Monday, July 8, 2013

Books on Egypt: 3 down, 1 on my nightstand. I hope that's about it for Egypt. I want to read about Sogdians.
When I go to Pakistan I'm gonna steal the secret of how to sprout apricots.

Sunday, July 7, 2013

Covering for a different coworker, shift 1 of 5, first coffee break. Everything is thoroughly haywire, I have no idea what's going on, and the computer won't accept my results. Also, more lumber. Boohoohoohoohoo... I want to go home.
The best way to win an argument when you're having a screaming meltdown over losing your keys last night while you were high and your un-taken antipsychotic prescription is lying in plain sight on the table is probably not "I'm not a nutcase!" Ok, so you're not a nutcase. You're a schizophrenic drug addict who chooses not to be treated. That better for ya?

Saturday, July 6, 2013

I'm told my Urdu handwriting is "almost sexy". Cool.

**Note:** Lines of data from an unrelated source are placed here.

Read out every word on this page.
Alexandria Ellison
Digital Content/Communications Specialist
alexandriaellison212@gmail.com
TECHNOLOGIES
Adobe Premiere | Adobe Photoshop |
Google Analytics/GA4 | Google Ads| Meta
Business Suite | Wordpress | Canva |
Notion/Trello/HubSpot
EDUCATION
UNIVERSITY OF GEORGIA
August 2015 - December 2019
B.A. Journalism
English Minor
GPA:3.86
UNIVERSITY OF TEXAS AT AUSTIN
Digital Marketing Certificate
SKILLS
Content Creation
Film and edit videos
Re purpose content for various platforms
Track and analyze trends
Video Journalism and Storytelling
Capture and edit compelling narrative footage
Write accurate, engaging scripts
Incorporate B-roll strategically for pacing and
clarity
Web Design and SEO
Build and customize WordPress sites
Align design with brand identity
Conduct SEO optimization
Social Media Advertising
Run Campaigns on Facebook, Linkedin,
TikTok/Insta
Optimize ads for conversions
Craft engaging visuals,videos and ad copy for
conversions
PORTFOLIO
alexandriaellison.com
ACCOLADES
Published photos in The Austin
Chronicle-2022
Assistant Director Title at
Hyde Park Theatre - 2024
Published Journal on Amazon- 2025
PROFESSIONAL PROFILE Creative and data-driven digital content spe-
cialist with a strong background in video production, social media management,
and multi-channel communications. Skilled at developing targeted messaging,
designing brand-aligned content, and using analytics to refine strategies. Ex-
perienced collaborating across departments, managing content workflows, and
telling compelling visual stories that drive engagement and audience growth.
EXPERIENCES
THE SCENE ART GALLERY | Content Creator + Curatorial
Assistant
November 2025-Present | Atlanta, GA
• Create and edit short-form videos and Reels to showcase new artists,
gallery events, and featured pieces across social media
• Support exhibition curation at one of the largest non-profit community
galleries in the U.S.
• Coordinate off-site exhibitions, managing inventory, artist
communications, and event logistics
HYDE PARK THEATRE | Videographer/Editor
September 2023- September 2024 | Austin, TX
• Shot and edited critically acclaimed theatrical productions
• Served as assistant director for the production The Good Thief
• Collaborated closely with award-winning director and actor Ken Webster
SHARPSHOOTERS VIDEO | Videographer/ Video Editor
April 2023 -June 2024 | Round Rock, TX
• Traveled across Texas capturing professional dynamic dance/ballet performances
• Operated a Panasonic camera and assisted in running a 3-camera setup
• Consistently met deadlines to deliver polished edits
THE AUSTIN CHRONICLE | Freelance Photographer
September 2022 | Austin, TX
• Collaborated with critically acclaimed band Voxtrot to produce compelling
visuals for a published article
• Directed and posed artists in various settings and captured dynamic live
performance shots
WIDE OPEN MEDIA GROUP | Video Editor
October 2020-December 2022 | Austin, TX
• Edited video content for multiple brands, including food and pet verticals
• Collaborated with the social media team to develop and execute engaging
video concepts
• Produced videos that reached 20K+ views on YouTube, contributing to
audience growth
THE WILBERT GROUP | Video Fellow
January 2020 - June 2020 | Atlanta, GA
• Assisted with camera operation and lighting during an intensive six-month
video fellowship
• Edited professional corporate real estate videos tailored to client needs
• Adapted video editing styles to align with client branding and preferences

In any other language my handwriting is fucking revolting.
One thing I have in common with Mao Zedong: sleeping with books all over my bed.

Friday, July 5, 2013

Politics guessing game! "Instead of offering compromise, (he) abused his electoral legitimacy to enact a host of controversial laws and appointments." This quote refers to:

a) Viktor Orban
b) Muhammad Morsi
c) Asif Ali Zardari
d) Stephen Harper
e) Recep Tayyip Erdogan
f) Nicolas Sarkozy
g) Hugo Chavez
h) all of the above?

(Sadly, nobody played my game. Poop.)
I suppose having a king named Arses is less funny in Persian than in English.
Wait... Why is it detecting my iPod now? I tried 20 times before. Also the ports are visibly damaged.

Deirdre: You threatened it with replacement or soldering.

Me: I like the way you think.
Then again it can detect my printer and external hard drive on both ports... So why not my iPod and camera?
Options: a) buy new laptop + MS Office for $540 on Staples card; or b) some guy thinks he might be able to solder the USB ports to the motherboard for cheap.
Everything is pissing me off.
If I'm not mistaken, the USB ports on my laptop are broken. Aaaaauuuuuugh! Anyway, I'm going to bed.

Thursday, July 4, 2013

The question about Iran is not about Iran: it's why Agitprop wants you to hate Iran.
Mere Economist pe makri hay.
My bedroom smells like welding. Ah, the memories...
Covering for a vacationing coworker, shift 7 of 9: I am "only" a day or two behind in the guy's work, which is honourable under the circumstances. And since I'm not handling freight, I decided I didn't need to wear long sleeves to work today. But today, the coworker whose job I'm doing next week decided to train me. First step: go count some lumber. Still wearing short sleeves. Naturally, I got into an unidentified lumber-related allergen. Still wearing short sleeves. So it got not just on my hands, but all over my arms. And then I touched my face, too. Aaaaaaaaaaaaugh!!!!! Allergen everywhere!!!!! Woe is me!

After that the counting job went a bit downhill. Or a lot.
Suddenly I wonder how my life would have been different if the first movie I ever saw had been Grease instead of Sleeping Beauty.

Wednesday, July 3, 2013

Naophorous.
There is no mention of Iran or Pakistan in this week's Economist. Probably a good thing.
Maybe I wouldn't have to cook dog food so often if I fed it to the dog instead of eating it myself. If only there was a way to test this theory.
Hello, Economist. What douchebaggery do you have in store today?
Coworker 1 puts lunch in microwave. Microwave makes unusual sound. We all look at it.

Coworker 2: do you have metal in there?

Coworker 1: no, foil.

Microwave: (large flash of light)


That's some serious stupid.

Tuesday, July 2, 2013

Two hours until work: too long to stay awake, too short to have a nap. Sigh.
Everyone who told me Winnipeg is cold, you've obviously never been. Winnipeg is beastly hot.
I love how the Canadian military goes for leisurely morning strolls wearing green camo and reflectorized traffic vests.
Good Roommate and I went downtown in my borrowed car for street food and fireworks. Thanks for all the love, Winnipeg.

Monday, July 1, 2013

This is the day that the Lord has made; let us rejoice and be glad, alleluia!
You know you have horrid nutrition when you think "strange, I shouldn't have scurvy already, I had vitamin C just two months ago."